I received an email recently from a gentleman asking for my help, saying he wanted to be less judgmental and more sensitive to friends and family. He explained that he was in a close, loving relationship, and that his lack of awareness sometimes creates stress.

In a recent conversation, for example, his partner pointed out that when he gives her advice and uses the word “you,” she tends to become defensive. He says he wants to help his partner solve problems, and he thinks of his suggestions as brainstorming, even though she hasn’t necessarily asked for advice.

I thanked him for his inquiry and emailed back a few thoughts. I appreciate his quest for knowledge, and he clearly has a dedicated partner on his side–someone who cares enough to advocate for what she needs.
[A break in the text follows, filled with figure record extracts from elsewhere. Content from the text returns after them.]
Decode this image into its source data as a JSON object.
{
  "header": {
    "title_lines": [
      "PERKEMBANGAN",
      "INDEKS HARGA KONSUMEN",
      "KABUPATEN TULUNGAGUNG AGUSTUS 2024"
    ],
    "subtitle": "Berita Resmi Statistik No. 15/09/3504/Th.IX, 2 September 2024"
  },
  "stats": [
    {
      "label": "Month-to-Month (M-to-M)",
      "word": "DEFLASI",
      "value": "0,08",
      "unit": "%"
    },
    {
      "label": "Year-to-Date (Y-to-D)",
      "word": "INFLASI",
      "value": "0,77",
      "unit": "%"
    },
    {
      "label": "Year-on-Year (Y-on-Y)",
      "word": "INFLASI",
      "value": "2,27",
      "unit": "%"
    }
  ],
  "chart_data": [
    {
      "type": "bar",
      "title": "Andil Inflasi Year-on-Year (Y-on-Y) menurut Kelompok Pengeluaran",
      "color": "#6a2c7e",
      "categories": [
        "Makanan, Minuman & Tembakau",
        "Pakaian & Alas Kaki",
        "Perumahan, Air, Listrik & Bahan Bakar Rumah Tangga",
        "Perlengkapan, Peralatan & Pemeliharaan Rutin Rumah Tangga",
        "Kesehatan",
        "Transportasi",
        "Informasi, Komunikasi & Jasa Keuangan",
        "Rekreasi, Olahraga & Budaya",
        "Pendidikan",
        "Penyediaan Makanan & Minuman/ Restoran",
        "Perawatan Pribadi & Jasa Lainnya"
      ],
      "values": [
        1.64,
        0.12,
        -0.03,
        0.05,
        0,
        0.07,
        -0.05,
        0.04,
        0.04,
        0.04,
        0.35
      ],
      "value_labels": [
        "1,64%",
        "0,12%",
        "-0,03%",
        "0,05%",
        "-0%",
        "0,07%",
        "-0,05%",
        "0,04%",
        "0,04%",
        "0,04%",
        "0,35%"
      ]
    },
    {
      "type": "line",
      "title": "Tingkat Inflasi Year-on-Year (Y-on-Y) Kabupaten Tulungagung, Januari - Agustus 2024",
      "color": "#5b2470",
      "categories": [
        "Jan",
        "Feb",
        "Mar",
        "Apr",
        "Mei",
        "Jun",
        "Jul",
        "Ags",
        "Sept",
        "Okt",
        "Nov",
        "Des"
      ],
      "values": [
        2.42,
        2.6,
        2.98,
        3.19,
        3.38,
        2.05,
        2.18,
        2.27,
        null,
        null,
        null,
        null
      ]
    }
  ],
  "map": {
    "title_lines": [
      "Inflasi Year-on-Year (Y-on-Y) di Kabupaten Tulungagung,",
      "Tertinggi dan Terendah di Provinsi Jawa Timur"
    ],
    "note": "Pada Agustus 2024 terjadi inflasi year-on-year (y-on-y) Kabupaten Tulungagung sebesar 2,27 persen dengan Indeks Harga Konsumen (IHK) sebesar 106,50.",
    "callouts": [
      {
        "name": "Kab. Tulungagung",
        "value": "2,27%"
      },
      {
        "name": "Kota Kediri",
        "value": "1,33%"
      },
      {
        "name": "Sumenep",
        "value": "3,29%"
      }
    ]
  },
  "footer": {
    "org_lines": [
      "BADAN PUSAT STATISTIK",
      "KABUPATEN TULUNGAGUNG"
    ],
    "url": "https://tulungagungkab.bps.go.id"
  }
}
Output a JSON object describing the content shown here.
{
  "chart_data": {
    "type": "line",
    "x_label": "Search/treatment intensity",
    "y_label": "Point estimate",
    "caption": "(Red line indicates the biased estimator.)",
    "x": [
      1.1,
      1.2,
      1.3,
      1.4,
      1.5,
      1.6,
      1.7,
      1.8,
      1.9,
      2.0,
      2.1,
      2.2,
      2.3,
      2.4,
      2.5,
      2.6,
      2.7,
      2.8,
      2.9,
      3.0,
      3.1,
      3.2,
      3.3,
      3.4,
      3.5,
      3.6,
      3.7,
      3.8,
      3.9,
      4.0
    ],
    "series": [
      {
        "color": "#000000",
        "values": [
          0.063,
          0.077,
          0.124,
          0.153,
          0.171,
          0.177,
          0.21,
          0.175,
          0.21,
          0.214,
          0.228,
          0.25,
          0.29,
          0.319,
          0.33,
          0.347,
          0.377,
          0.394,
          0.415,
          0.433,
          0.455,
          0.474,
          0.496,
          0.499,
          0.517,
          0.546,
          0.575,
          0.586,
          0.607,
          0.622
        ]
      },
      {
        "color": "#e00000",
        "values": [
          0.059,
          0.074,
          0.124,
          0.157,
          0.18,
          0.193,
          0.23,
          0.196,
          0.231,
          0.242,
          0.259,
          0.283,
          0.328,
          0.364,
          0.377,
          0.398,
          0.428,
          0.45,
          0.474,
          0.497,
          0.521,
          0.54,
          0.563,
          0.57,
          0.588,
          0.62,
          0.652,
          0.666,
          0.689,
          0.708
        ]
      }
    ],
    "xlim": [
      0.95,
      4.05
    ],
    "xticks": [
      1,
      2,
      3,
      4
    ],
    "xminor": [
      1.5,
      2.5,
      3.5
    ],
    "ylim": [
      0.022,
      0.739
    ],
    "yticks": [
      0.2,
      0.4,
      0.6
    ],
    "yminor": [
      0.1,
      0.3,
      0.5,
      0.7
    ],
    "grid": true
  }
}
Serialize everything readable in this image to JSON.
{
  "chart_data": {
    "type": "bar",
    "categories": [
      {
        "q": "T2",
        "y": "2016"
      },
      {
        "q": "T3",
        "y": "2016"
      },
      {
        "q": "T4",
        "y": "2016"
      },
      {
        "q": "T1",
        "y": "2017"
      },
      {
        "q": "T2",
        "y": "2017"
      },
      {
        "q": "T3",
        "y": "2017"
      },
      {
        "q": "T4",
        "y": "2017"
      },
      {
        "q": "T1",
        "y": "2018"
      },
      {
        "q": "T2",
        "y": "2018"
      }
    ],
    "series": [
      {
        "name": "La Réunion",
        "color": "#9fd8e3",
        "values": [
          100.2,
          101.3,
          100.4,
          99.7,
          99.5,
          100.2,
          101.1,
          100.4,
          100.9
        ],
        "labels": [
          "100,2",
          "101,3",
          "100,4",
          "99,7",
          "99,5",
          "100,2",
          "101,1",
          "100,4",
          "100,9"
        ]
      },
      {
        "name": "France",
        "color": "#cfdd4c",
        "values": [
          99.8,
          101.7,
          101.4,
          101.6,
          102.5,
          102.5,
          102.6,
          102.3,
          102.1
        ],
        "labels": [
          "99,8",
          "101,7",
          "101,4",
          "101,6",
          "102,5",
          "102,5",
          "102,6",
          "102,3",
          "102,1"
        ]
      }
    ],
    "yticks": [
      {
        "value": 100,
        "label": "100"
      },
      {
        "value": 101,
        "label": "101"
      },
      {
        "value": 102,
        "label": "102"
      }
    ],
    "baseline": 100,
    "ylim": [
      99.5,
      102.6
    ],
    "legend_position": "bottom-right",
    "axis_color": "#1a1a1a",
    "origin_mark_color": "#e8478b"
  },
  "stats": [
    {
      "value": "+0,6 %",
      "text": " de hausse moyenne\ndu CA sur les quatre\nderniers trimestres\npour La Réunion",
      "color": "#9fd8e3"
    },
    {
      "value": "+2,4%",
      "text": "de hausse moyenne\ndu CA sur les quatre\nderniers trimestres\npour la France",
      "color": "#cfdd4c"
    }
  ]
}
With his growing awareness and her willingness to offer feedback on how his genuinely positive intention is affecting her in not so positive ways, they’ll learn a lot from each other.

Tips on Non-Judgment, Advice, and the Willingness to Change

I think this scenario is not at all unusual. I love to help people, too. And sometimes advice is not what’s needed. Sometimes I make judgments and offer advice when my partner just wants someone to listen.

In my reply email, I thought hard about non-judgment, advice, and the willingness to change. I hope these tips make your day a little easier, too…

  • It’s impossible not to judge–we’re always doing it. The practice is to notice and see if it’s helpful or not. The judgment won’t necessarily be inaccurate, but it will hamper your ability to listen and engage skillfully in the conversation.
  • Non-judgment includes not judging yourself, which only slows the learning process. Be fascinated instead of frustrated when you realize you need a do-over.
  • Let other trusted friends and family know your intentions around learning these skills, and invite feedback if you’re comfortable with that.
  • Listen more than you talk. Notice if you have a pattern of wanting help by giving advice–a wonderful intention, but sometimes not needed or wanted.
  • When you start to give advice, stop, take a breath, center yourself, and ask the other person if they want advice, or if they would just like you to listen.
  • As you listen, try to understand what the speaker needs and what they’re feeling.
  • Acknowledge what you hear, as in: “It sounds like you had a rough day, and that you really helped a lot of people.”
  • Read a few books: My book, Unlikely Teachers is written in short story format and covers all of the above. Also, Difficult Conversations, by Stone, Patton and Heen, and Crucial Conversations, by Patterson, Grenny, McMillan and Switzler, offer classic conversational awareness tools.

The founder of Aikido, Morihei Ueshiba, said: “Always practice the Art of Peace in a vibrant and joyful manner.” Trust your instinct. Don’t be afraid to engage, and enjoy the process.